Le sentiment de culpabilité chez la population étudiée

Comme nous le savons tous, le sentiment de culpabilité chez l’individu est en relation avec la place et la nature du Surmoi. Il provient de la critique sévère du Surmoi à l’égard du moi.

Certains auteurs comme Freud a décrit un type de criminels en attribuant le délit à un sentiment inconscient de culpabilité se manifestant par la recherche d’autopunition, M. Klein273 a remarquablement développé cette idée selon laquelle la culpabilité inconsciente est le moteur des actes antisociaux ou criminels chez les enfants ou chez les adultes, elle attribue les manifestations d’agression du criminel à une réaction par rapport à un Surmoi écrasant. Quel est le cas alors de nos cas étudiés ?

Aucun signe, selon nos connaissances, détectant ce sentiment n’est signalé durant les entretiens. L’absence de culpabilité est alors une donnée presque constante, un seul pédophile, B. D. avoue avoir faire « mal à sa victime » en indiquant les conséquences traumatisantes de l’acte, tous les autres dénient et nient.

Certains étaient même prêts à évoquer d’autres délits qui sont vraiment réels ou ils en inventaient quelques uns (vol, drogue...etc.), pour cacher la vraie raison pour laquelle ils ont été incarcérés. Ils vont même raconter le crime le plus affreux ; homicide simple ou sadique (cas n° 11 et n° 13) sans évoquer ni de près ni de loin le sujet d’une moindre agression sexuelle.

Généralement, les abuseurs ou agresseurs, utilisent les mêmes justifications. On rencontre souvent des témoignages semblables : « ils me veulent ! » (Cas n° 24 et 26), « c’est un complot contre moi ! » (Cas n° 10), « on me l’a fabriquée ! » (cas n° 22), « ce qui m’a emmené en prison m’est pas arrivé » (cas n° 16), « j’ai essayé de tuer quelqu’un » (cas n° 22)...etc.

L’absence de culpabilité est signe de l’absence d’un Surmoi ou au contraire la présence d’un Surmoi désarroi. Cela est directement lié au désaveu des conséquences du traumatisme subi par la victime. Le désaveu et le déni s’allient pour protéger l’auteur selon un mécanisme de défense destiné à garder un certain équilibre intérieur.

Le mode de défense des incestueux est le plus remarquable en ce sens. Dans notre étude, on trouve de façon presque invariable les mêmes justifications utilisées. Ils organisent généralement un mode de défense qui consiste à transférer la responsabilité de leurs actes sur les autres membres de la famille.
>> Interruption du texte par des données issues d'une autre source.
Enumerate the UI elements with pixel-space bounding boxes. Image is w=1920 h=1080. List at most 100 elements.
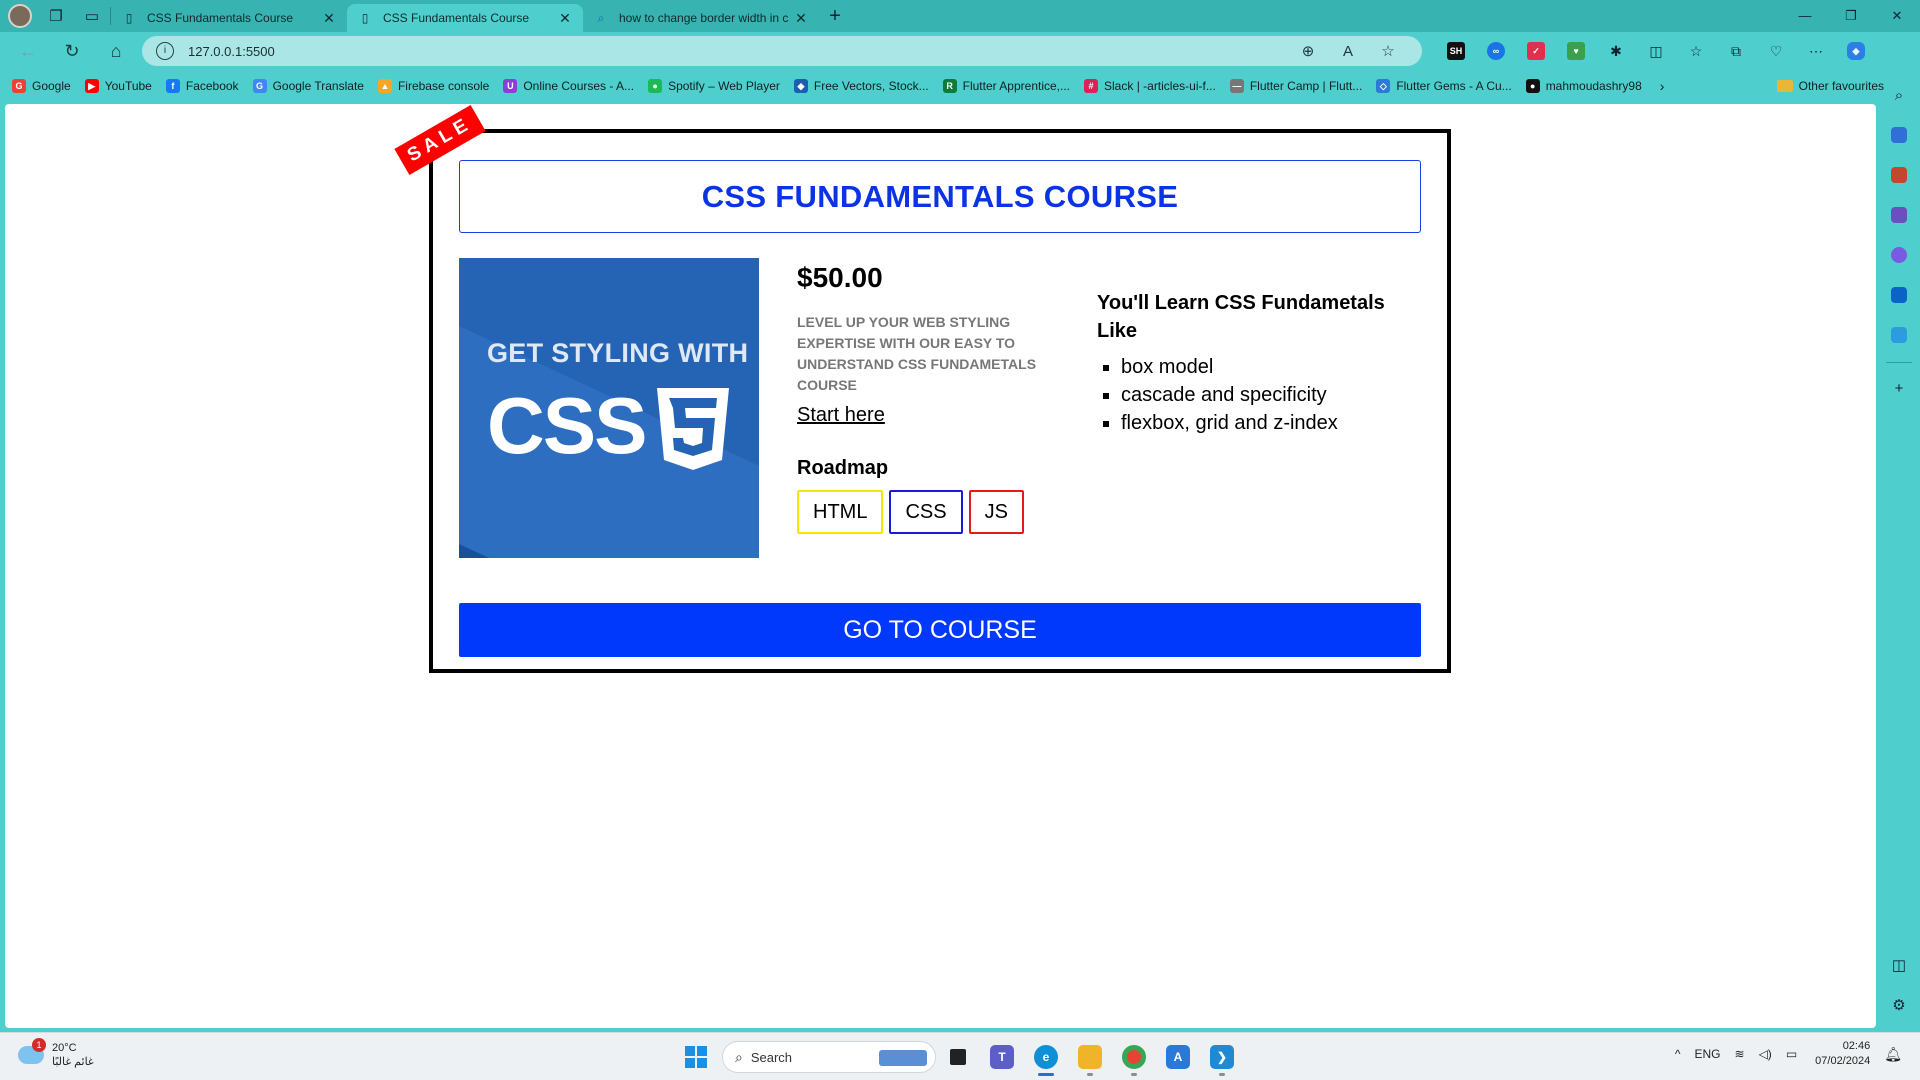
close-tab-icon[interactable]: ✕ xyxy=(793,10,809,27)
back-button[interactable]: ← xyxy=(6,32,50,70)
performance-icon[interactable]: ♡ xyxy=(1756,32,1796,70)
bookmark-item[interactable]: U Online Courses - A... xyxy=(503,79,634,93)
zoom-icon[interactable]: ⊕ xyxy=(1288,42,1328,60)
bookmarks-more-chevron-icon[interactable]: › xyxy=(1660,78,1665,94)
tab-0[interactable]: ▯ CSS Fundamentals Course ✕ xyxy=(111,4,347,32)
weather-widget[interactable]: 1 20°C غائم غالبًا xyxy=(18,1038,94,1069)
split-screen-icon[interactable]: ◫ xyxy=(1636,32,1676,70)
bookmark-favicon-icon: U xyxy=(503,79,518,93)
sidebar-games-icon[interactable] xyxy=(1884,200,1914,230)
url-text[interactable]: 127.0.0.1:5500 xyxy=(188,44,1288,59)
go-to-course-button[interactable]: GO TO COURSE xyxy=(459,603,1421,657)
address-bar[interactable]: i 127.0.0.1:5500 ⊕ A ☆ xyxy=(142,36,1422,66)
chrome-icon xyxy=(1122,1045,1146,1069)
bookmark-item[interactable]: R Flutter Apprentice,... xyxy=(942,79,1071,93)
tab-2[interactable]: ⌕ how to change border width in c ✕ xyxy=(583,4,819,32)
bookmark-label: Spotify – Web Player xyxy=(668,79,780,93)
home-button[interactable]: ⌂ xyxy=(94,32,138,70)
other-favourites[interactable]: Other favourites xyxy=(1776,79,1884,93)
task-view-button[interactable] xyxy=(936,1037,980,1077)
sidebar-shopping-icon[interactable] xyxy=(1884,120,1914,150)
thumbnail-tagline: GET STYLING WITH xyxy=(487,338,749,368)
search-placeholder: Search xyxy=(750,1049,793,1065)
bookmark-item[interactable]: ◆ Free Vectors, Stock... xyxy=(793,79,929,93)
read-aloud-icon[interactable]: A xyxy=(1328,43,1368,60)
site-info-icon[interactable]: i xyxy=(156,42,174,60)
learn-list: box modelcascade and specificityflexbox,… xyxy=(1097,353,1417,437)
bookmark-item[interactable]: G Google xyxy=(12,79,71,93)
bookmark-item[interactable]: ▲ Firebase console xyxy=(377,79,489,93)
bookmark-item[interactable]: ◇ Flutter Gems - A Cu... xyxy=(1376,79,1512,93)
edge-button[interactable]: e xyxy=(1024,1037,1068,1077)
chevron-up-icon[interactable]: ^ xyxy=(1675,1047,1681,1061)
learn-heading: You'll Learn CSS Fundametals Like xyxy=(1097,292,1385,342)
vscode-button[interactable]: ❯ xyxy=(1200,1037,1244,1077)
collections-icon[interactable]: ⧉ xyxy=(1716,32,1756,70)
chrome-button[interactable] xyxy=(1112,1037,1156,1077)
bookmark-item[interactable]: ● Spotify – Web Player xyxy=(648,79,780,93)
close-tab-icon[interactable]: ✕ xyxy=(321,10,337,27)
roadmap-heading: Roadmap xyxy=(797,457,889,479)
extension-pocket-icon[interactable]: ✓ xyxy=(1516,32,1556,70)
volume-icon[interactable]: ◁) xyxy=(1759,1047,1772,1061)
bookmark-label: Slack | -articles-ui-f... xyxy=(1104,79,1216,93)
sidebar-send-icon[interactable] xyxy=(1884,320,1914,350)
extensions-puzzle-icon[interactable]: ✱ xyxy=(1596,32,1636,70)
roadmap-chip-js: JS xyxy=(968,490,1024,534)
sidebar-search-icon[interactable]: ⌕ xyxy=(1884,80,1914,110)
language-indicator[interactable]: ENG xyxy=(1695,1047,1721,1061)
bookmark-item[interactable]: ▶ YouTube xyxy=(84,79,152,93)
start-button[interactable] xyxy=(676,1037,716,1077)
bookmark-item[interactable]: — Flutter Camp | Flutt... xyxy=(1229,79,1363,93)
new-tab-button[interactable]: + xyxy=(819,5,851,28)
bookmark-item[interactable]: f Facebook xyxy=(165,79,239,93)
bookmark-favicon-icon: ◇ xyxy=(1376,79,1391,93)
restore-icon[interactable]: ❐ xyxy=(1828,8,1874,24)
bookmark-item[interactable]: # Slack | -articles-ui-f... xyxy=(1084,79,1216,93)
favorites-icon[interactable]: ☆ xyxy=(1676,32,1716,70)
bookmark-label: Google Translate xyxy=(272,79,364,93)
workspaces-icon[interactable]: ❐ xyxy=(38,0,74,32)
extension-shield-icon[interactable]: ♥ xyxy=(1556,32,1596,70)
profile-avatar[interactable] xyxy=(8,4,32,28)
bookmark-label: YouTube xyxy=(104,79,152,93)
folder-icon xyxy=(1776,80,1793,92)
bookmark-label: Flutter Apprentice,... xyxy=(962,79,1071,93)
bookmark-label: Flutter Camp | Flutt... xyxy=(1249,79,1363,93)
notification-bell-icon[interactable]: 🔔︎ xyxy=(1884,1046,1902,1063)
minimize-icon[interactable]: — xyxy=(1782,8,1828,24)
tab-actions-icon[interactable]: ▭ xyxy=(74,0,110,32)
clock[interactable]: 02:46 07/02/2024 xyxy=(1815,1039,1870,1069)
file-explorer-button[interactable] xyxy=(1068,1037,1112,1077)
taskbar: 1 20°C غائم غالبًا ⌕ Search T e A ❯ ^ EN… xyxy=(0,1032,1920,1080)
more-menu-icon[interactable]: ⋯ xyxy=(1796,32,1836,70)
bookmark-item[interactable]: G Google Translate xyxy=(252,79,364,93)
battery-icon[interactable]: ▭ xyxy=(1786,1047,1797,1061)
extension-infinity-icon[interactable]: ∞ xyxy=(1476,32,1516,70)
course-card: SALE CSS FUNDAMENTALS COURSE GET STYLING… xyxy=(394,105,1451,673)
copilot-icon[interactable]: ◆ xyxy=(1836,32,1876,70)
translator-button[interactable]: A xyxy=(1156,1037,1200,1077)
sidebar-settings-icon[interactable]: ⚙ xyxy=(1884,990,1914,1020)
sidebar-outlook-icon[interactable] xyxy=(1884,280,1914,310)
taskbar-search[interactable]: ⌕ Search xyxy=(722,1041,936,1073)
reload-button[interactable]: ↻ xyxy=(50,32,94,70)
sidebar-panel-icon[interactable]: ◫ xyxy=(1884,950,1914,980)
bookmark-item[interactable]: ● mahmoudashry98 xyxy=(1525,79,1642,93)
weather-description: غائم غالبًا xyxy=(52,1056,94,1068)
tab-1[interactable]: ▯ CSS Fundamentals Course ✕ xyxy=(347,4,583,32)
time: 02:46 xyxy=(1842,1040,1871,1052)
cloud-icon: 1 xyxy=(18,1038,46,1064)
wifi-icon[interactable]: ≋ xyxy=(1735,1047,1745,1061)
sidebar-add-icon[interactable]: + xyxy=(1884,373,1914,403)
sidebar-copilot-icon[interactable] xyxy=(1884,240,1914,270)
start-here-link[interactable]: Start here xyxy=(797,404,885,427)
favorite-star-icon[interactable]: ☆ xyxy=(1368,42,1408,60)
sidebar-tools-icon[interactable] xyxy=(1884,160,1914,190)
teams-button[interactable]: T xyxy=(980,1037,1024,1077)
learn-section: You'll Learn CSS Fundametals Like box mo… xyxy=(1097,289,1417,437)
close-tab-icon[interactable]: ✕ xyxy=(557,10,573,27)
page-icon: ▯ xyxy=(361,11,369,25)
extension-sh-icon[interactable]: SH xyxy=(1436,32,1476,70)
close-window-icon[interactable]: ✕ xyxy=(1874,8,1920,24)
Leurs tentatives de justification se rangent en deux catégories : ils nient ou désavouent les conséquences de l’abus et transfèrent la culpabilité sur les autres. « Mange-t-on sa propre chair ? » Nous dit un incestueux condamné d’avoir longtemps abusé de ses deux filles.

L’inversion des rôles qui caractérise la famille à transaction incestueuse, comme nous allons le voir plus tard, se rejoue dans le monde de défense de l’incestueux. Du bourreau, il se décrit comme une victime, victime de son épouse qui se refuse à lui (T.A. cas n° 23), victime de ce qu’il considère comme provocation sexuelle de la part de sa fille (S.A. cas n° 27), victime de l’effet de l’alcool (M. T. cas n° 25) ou encore victime d’un complot avide de sa « propre famille » (K.B. cas n° 24 et D.C. cas n° 26).

Si les auteurs de viol ou de pédophilie n’évoquent pas le sujet de leurs crimes sexuels, les incestueux, à travers leur mode de défense très particulier et qui consiste alors à attaquer, tentent dans leurs discours de mettre leurs interlocuteurs sous hypnose. On entendra répétitivement : « ils veulent me jeter en prison pour poursuivre tranquillement leur liaison » (cas n° 24, 26 et 25) ; les deux premiers désignant leurs filles avec leurs petits amis, le dernier sa femme avec un amant imaginaire, « ils m’ont inventé une histoire de drogue pour se débarrasser de moi ! » (Cas n° 23).

Chez certains auteurs, on trouve d’autres phénomènes jouant le rôle de défense : le sommeil chez D.C. (cas n° 26) et l’amnésie consécutive au passage à l’acte repousse les chances d’une accession à l’angoisse comme signal d’alarme, « je pense pas que je l’ai fait » F.M. (cas n° 13), « ils m’ont dit que j’ai abusé ...» B.D. (cas n° 1) et M. T. (cas n° 25).

Notes
273.

- M. KLEIN, Les tendances criminelles chez les enfants normaux (19257), in Essais de psychanalyse, trad. M. Derrida, Paris, Payot, 1967, p. 211-228.